Postgresql具有timestamp数据类型,分辨率为1微秒,范围为4713 BC到294276 AD,占用8个字节(请参阅https://www.postgresql.org/docs/current/datatype-datetime.html)。
我计算出该范围内的微秒总数为(294276+4713(×365.25×24×60×60×1000000=9.435375266×10⁸.这小于2⁶⁴ =1.844674407×10⁹,但也超过2⁶³=9.223372037×10⁸.

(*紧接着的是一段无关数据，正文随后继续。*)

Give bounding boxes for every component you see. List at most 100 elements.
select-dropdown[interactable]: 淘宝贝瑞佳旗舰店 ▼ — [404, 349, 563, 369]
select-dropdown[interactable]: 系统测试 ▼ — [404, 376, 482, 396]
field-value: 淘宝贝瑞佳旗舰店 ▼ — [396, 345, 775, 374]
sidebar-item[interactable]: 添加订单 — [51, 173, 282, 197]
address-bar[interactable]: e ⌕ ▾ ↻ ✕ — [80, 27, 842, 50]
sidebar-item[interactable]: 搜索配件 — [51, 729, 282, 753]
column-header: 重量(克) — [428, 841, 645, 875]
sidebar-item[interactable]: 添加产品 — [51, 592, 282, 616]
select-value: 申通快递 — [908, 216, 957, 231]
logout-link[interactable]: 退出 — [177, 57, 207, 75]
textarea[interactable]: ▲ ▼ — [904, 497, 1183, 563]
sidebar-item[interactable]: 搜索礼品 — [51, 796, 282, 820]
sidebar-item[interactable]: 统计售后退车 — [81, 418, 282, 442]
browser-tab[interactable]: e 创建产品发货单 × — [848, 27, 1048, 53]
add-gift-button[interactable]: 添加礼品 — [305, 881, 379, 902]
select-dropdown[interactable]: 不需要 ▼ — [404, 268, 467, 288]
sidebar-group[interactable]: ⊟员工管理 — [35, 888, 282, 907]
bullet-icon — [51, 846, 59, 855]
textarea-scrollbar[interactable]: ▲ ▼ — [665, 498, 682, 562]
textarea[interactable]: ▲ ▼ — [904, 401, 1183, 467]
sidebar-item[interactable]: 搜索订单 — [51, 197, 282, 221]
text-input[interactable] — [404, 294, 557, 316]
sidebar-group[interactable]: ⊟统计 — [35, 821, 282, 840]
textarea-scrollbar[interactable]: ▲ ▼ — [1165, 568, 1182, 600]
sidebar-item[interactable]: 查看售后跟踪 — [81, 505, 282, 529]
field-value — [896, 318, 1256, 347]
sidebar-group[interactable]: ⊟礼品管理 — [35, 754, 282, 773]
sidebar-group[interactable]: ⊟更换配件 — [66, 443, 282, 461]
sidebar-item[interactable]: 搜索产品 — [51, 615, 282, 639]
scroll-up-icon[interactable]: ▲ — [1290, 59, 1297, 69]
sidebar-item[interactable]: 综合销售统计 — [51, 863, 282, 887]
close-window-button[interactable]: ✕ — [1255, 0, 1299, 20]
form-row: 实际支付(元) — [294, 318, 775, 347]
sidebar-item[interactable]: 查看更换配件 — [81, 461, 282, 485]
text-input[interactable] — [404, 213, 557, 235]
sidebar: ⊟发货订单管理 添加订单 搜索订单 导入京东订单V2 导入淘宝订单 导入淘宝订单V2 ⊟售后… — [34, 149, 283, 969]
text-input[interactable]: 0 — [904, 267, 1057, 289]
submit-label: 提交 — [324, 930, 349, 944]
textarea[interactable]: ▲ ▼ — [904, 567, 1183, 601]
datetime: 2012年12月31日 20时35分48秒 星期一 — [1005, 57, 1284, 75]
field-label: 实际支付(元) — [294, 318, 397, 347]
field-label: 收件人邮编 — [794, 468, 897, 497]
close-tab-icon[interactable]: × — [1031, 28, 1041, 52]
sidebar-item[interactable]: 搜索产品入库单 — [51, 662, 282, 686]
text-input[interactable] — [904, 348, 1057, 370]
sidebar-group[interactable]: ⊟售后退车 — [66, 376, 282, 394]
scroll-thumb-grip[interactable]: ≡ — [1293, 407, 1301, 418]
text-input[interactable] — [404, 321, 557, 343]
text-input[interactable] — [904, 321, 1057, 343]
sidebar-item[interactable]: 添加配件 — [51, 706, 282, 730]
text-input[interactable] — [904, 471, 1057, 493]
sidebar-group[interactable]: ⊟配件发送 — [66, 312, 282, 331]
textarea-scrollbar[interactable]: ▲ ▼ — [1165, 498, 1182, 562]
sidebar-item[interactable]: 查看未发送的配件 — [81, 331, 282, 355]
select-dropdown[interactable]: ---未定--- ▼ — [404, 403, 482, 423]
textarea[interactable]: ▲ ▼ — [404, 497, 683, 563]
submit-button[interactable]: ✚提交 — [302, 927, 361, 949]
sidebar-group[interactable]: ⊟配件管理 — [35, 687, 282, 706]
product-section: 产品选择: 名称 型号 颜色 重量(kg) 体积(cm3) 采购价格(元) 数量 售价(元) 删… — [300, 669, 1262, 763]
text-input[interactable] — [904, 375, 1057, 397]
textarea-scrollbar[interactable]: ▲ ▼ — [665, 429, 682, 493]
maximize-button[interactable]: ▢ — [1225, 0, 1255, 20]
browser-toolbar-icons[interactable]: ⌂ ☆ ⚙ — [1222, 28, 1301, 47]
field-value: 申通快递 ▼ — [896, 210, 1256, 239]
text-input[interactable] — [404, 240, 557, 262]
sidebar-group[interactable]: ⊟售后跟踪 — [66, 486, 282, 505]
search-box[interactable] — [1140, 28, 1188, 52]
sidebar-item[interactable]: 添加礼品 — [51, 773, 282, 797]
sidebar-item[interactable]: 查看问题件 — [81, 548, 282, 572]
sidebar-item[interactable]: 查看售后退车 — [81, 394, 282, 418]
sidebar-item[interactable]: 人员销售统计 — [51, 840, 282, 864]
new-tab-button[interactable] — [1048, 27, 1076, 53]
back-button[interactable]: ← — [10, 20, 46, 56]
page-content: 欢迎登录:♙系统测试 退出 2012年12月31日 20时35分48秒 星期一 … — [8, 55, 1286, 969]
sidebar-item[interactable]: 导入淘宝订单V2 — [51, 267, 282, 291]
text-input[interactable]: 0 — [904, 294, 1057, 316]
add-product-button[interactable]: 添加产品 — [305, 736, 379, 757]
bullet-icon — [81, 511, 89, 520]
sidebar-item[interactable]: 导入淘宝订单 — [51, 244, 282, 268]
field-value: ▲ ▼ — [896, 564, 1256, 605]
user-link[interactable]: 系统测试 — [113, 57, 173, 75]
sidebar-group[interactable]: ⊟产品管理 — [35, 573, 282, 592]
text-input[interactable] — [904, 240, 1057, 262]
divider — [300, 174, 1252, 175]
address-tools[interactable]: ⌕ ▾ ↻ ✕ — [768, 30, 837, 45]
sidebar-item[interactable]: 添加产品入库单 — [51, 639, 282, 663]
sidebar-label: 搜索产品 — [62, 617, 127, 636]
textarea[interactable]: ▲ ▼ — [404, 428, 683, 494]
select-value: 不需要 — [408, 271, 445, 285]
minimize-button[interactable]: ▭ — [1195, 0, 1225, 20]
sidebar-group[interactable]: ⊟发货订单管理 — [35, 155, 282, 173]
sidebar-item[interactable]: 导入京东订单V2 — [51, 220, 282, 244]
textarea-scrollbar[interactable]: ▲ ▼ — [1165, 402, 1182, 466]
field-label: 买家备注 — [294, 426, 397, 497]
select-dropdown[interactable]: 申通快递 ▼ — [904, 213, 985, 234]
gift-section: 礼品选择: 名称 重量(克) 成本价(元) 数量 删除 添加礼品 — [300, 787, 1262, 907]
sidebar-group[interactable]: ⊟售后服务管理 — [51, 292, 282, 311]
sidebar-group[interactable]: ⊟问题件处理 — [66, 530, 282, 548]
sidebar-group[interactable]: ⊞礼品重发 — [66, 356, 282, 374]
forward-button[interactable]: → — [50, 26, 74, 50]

由于日历的怪异和闰年,我可能会休息几天,但我认为把数字降到2以下是不够的⁶³。
那么,为什么要这样选择限制呢?为什么不使用64位的完整范围?
自2000-01-01 00:00:00以来,时间戳的内部表示形式以微秒为单位,存储为8字节整数。所以可能的最长年份是
SELECT (2::numeric^63 -1) / 365.24219 / 24 / 60 / 60 / 1000000 + 2000;
?column?
═════════════════════════
294277.2726976055146158
(1 row)
这解释了上限。
src/include/datatype/timestamp.h:中的注释解释了最小值
/*
* Range limits for dates and timestamps.
*
* We have traditionally allowed Julian day zero as a valid datetime value,
* so that is the lower bound for both dates and timestamps.
*
* The upper limit for dates is 5874897-12-31, which is a bit less than what
* the Julian-date code can allow. For timestamps, the upper limit is
* 294276-12-31. The int64 overflow limit would be a few days later; again,
* leaving some slop avoids worries about corner-case overflow, and provides
* a simpler user-visible definition.
*/
因此,最小值取自儒略历日期的下限。